I enjoy reading stories about people who fail miserably in life. Maybe I’m a horrible person and it makes me feel better about myself, I don’t know. More importantly, I learn more from reading about the losers than the winners.
In amateur tennis, 80% of the points are lost. Meaning a player gets nothing but net or hits the ball out of the park or… whatever, I don’t play tennis. You beat an amateur by screwing up less than the other guy. You beat an expert by first not screwing up, then executing expert moves.
The same is true for wrestling, chess, and investing.
And companies. The best way to build a successful startup is to not make a suicidal mistake.

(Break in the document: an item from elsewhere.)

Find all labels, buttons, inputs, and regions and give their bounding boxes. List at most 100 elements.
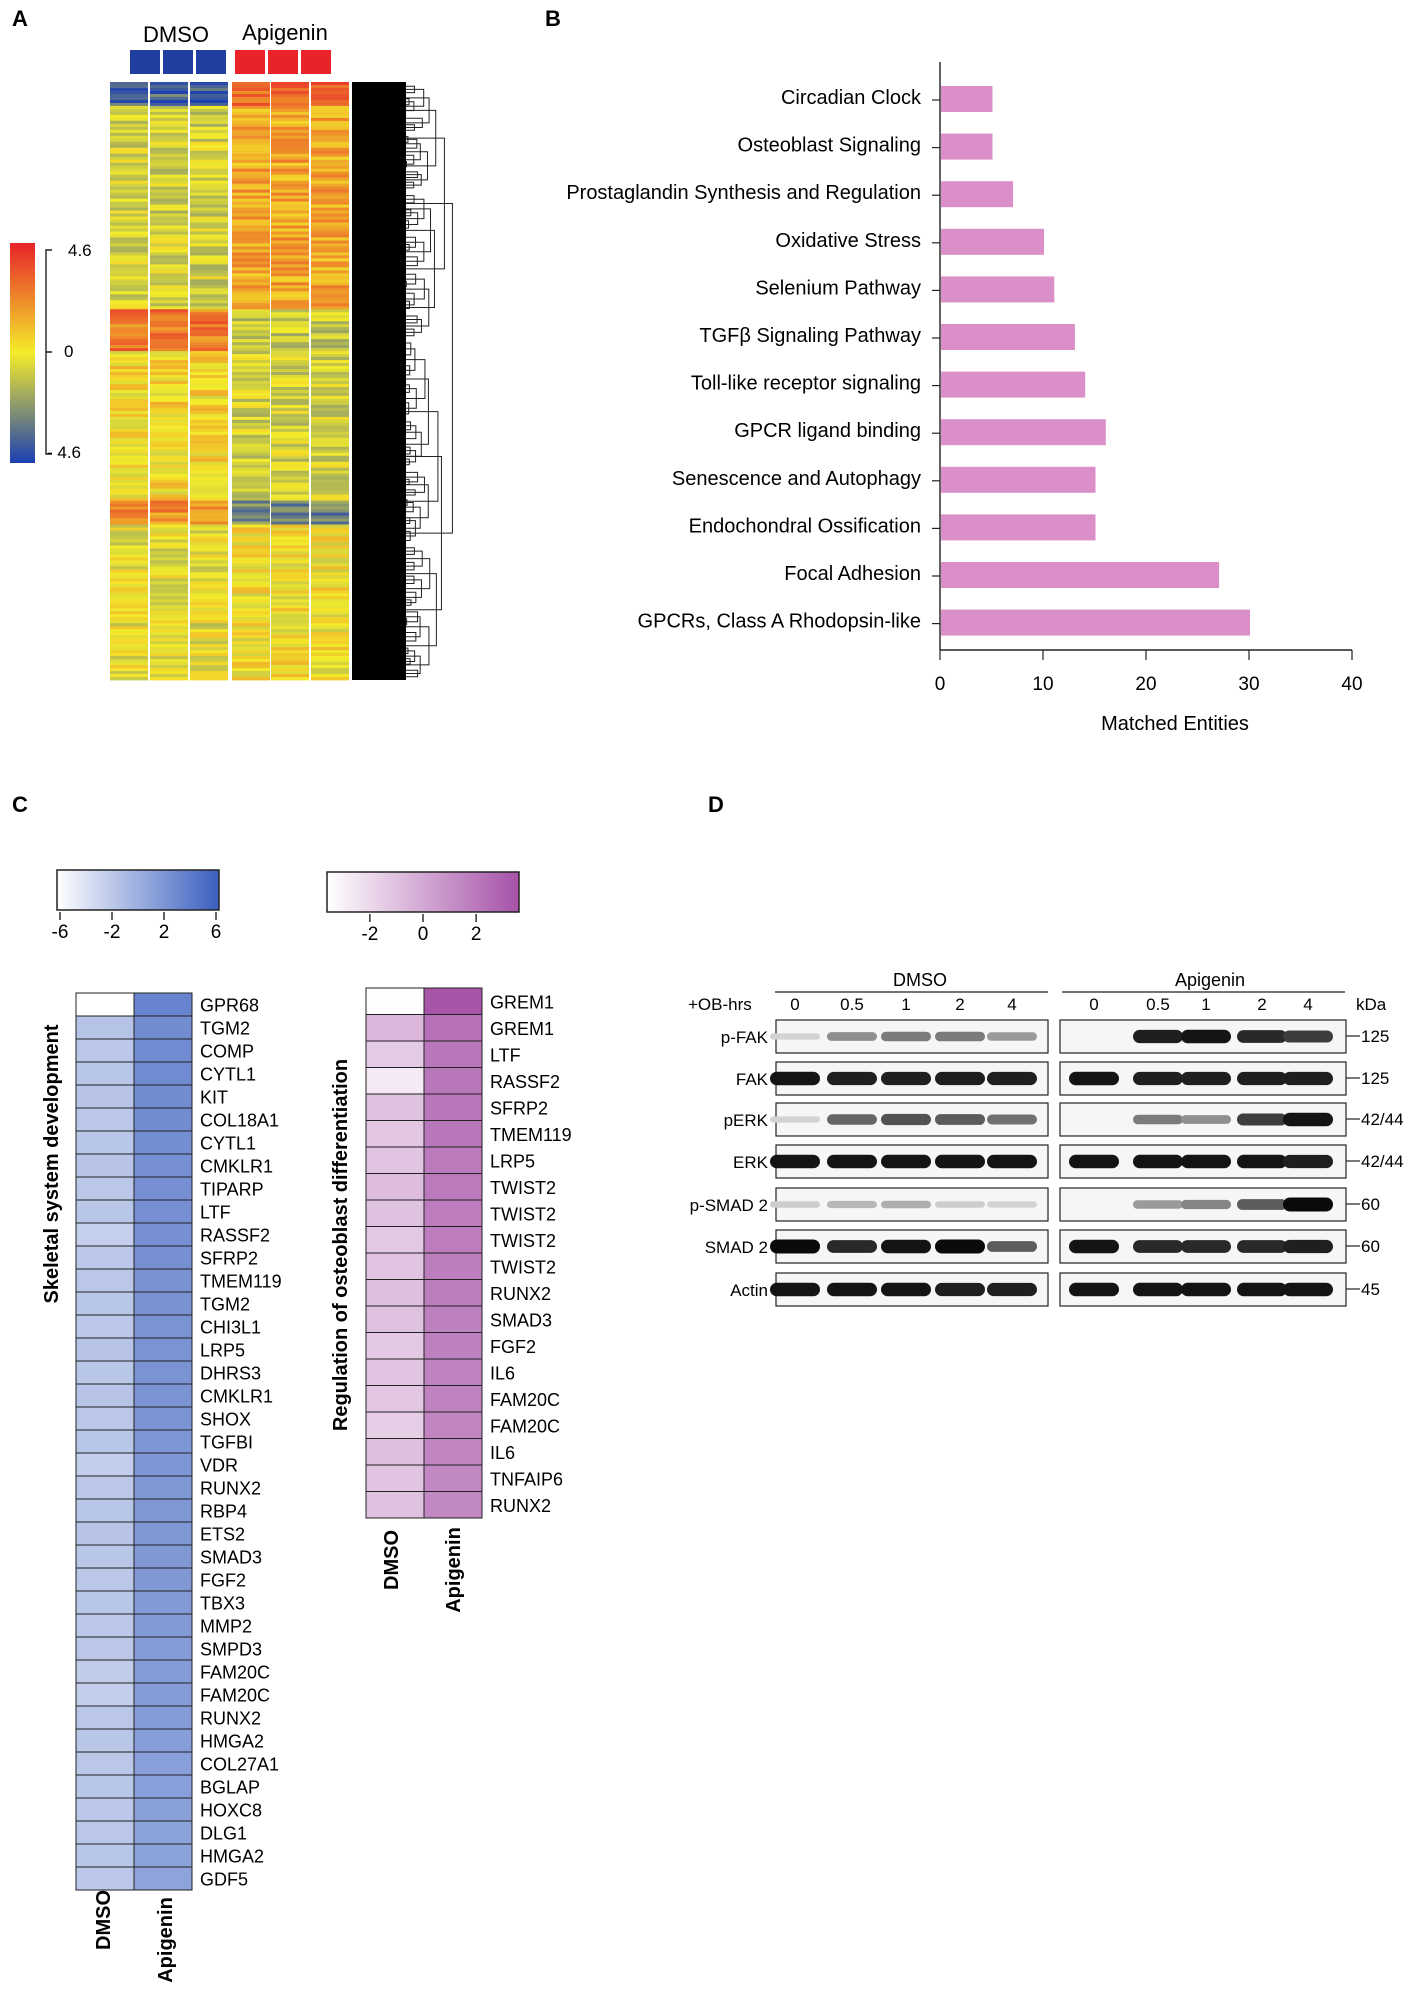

Runaway success stories don’t teach you how to avoid amateur mistakes. They present expert moves in singular threads that happened to avoid fatal flaws. In telling the tale of Apple, it’s easy to focus on Jobs’ brilliant design, but then overlook the part where Apple *doesn’t* blow all its cash on marketing.
Besides, one data point is an anomaly; two is a coincidence; three is a trend. Go find three successful companies that followed the same formula. You won’t. But it’s easy to find multiple companies that followed each other to failure.
And then look at all the companies that became wildly successful, only to wither away. Groupon. Yahoo. Dell. Sun. Blockbuster. Kodak. And so on. One sure way to fail: Rely on the same successful technique forever.
Once we’re past the point of not doing things wrong, only then is it possible to start thinking about doing things like an expert.